Jared Bielby received a double master’s degree at the University of Alberta, Canada in information science and digital humanities with a thesis route in the field of information ethics. He works as an independent consultant in information ethics and internet governance. He currently serves as co-chair for the International Center for Information Ethics and editor for the International Review of Information Ethics. He is moderator and content writer for the Institute of Electrical and Electronics Engineers’ (IEEE) Collabratec Internet Technology Policy Forum (IEEE-ITP) and is founder and editor-in-chief of The Freelance Netizen.
Dr. Ali Kashif Bashir received his Ph.D. in Computer Science and Engineering from Korea University, South Korea. He is currently working for Graduate School of Information Science and Technology, Osaka University. Dr.

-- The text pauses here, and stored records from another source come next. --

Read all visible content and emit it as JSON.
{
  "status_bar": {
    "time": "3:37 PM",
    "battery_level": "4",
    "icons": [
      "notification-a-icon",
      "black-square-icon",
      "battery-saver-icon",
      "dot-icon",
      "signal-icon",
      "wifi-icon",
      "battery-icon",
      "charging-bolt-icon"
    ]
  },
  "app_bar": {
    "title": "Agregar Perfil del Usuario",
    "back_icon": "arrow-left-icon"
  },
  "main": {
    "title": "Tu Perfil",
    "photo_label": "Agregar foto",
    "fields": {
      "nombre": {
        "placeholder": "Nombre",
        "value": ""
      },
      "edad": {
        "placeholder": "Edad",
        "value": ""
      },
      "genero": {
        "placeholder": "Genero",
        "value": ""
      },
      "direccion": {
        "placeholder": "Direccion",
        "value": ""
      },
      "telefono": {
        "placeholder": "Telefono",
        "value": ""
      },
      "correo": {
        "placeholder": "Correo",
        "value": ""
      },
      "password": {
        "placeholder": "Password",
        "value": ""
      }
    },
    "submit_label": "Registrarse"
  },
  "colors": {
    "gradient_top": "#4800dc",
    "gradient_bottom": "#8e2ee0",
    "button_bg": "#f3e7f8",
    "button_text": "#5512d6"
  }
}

Ali is a senior member of IEEE and an active member of ACM and IEICE. He has given several invited and keynote talks and is a reviewer of top journals and conferences. His research interests include: cloud computing (NFV/SDN), network virtualization, IoT, network security, wireless networks, etc. He is also serving IEEE Internet Technology Policy eNewsletter as editor in chief.

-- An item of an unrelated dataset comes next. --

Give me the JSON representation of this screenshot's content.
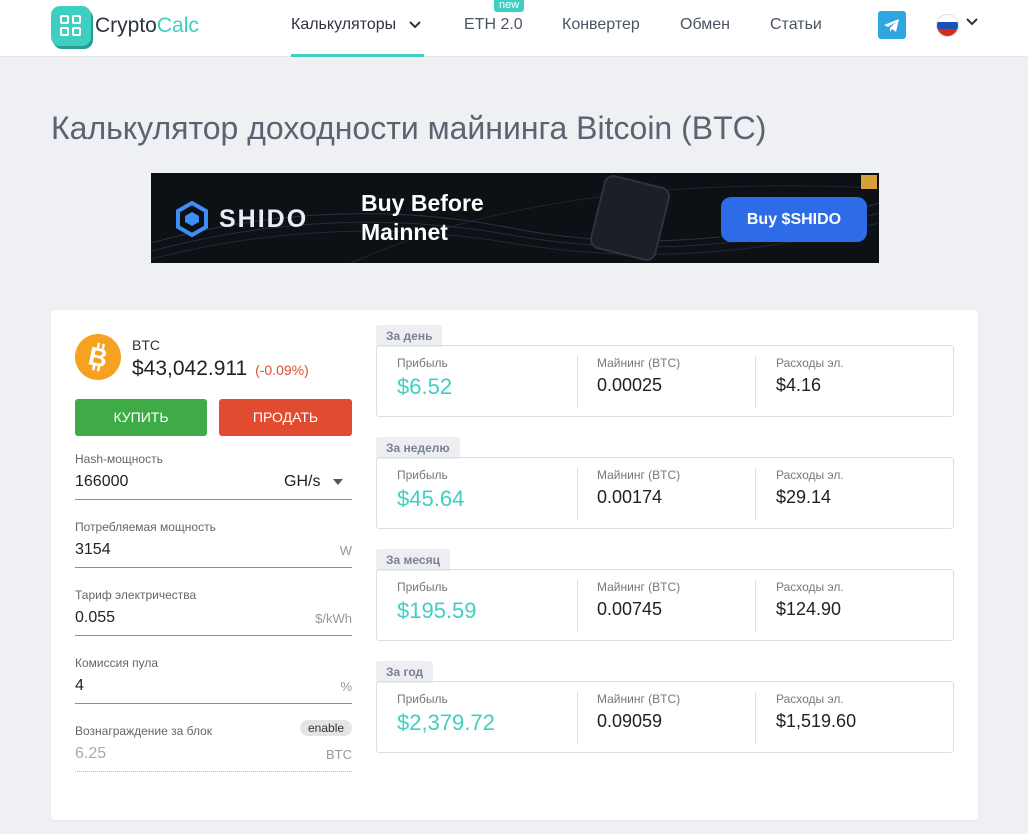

George Corser, PhD candidate, Oakland University Computer Science and Engineering (CSE) department, holds a bachelor’s degree in Civil Engineering from Princeton University and a master’s in Computer and Information Sciences from the University of Michigan-Flint. His current research focuses on the Vehicular Ad-hoc Network (VANET), specifically in the areas of security and privacy. In 2012 he wrote two award-winning papers in the fields of network and cyber security and professional associations membership. He also published an educational YouTube channel which as of May, 2013 had over 200 subscribers and 50,000 views. Prior to joining Oakland University, he managed technical recruiting operations in the United States and South Korea, filling positions for technical professionals, managers and executives worldwide. For more details, visit www.georgecorser.com
Dr. Rasheed Hussain received his B.S. in Computer Software Engineering from N-W.F.P University of Engineering and Technology, Peshawar, Pakistan in 2007, MS and PhD degrees in Computer Engineering from Hanyang University, South Korea in 2010 and February 2015, respectively. He also worked as a Postdoctoral Research Fellow in Hanyang University South Korea from March 2015 till August 2015. Furthermore, he worked as a Guest researcher in University of Amsterdam (UvA), Netherlands and consultant for Innopolis University, Russia from September 2015 till June 2016. Dr. Hussain is currently working as Assistant Professor at Innopolis University, Russia and establishing a new Masters program (Secure System and Network Engineering). He has authored and co-authored more than 45 papers in renowned national and international journals and conferences. He serves as reviewer for many journals from IEEE, Springer, Elsevier, and IET that include IEEE Sensors Journal, IEEE TVT, IEEE T-ITS, IEEE TIE, IEEE Comm. Magazine, Elsevier ADHOC, Elsevier JPDC, Elsevier VehCom, Springer WIRE, Springer JNSM, and many more. He also served as reviewer and/or TPC for renowned international conferences of repute including IEEE INFOCOM, IEEE GLOBECOM, IEEE VTC, IEEE VNC, IEEE ICC, IEEE PCCC, IEEE NoF, and many more.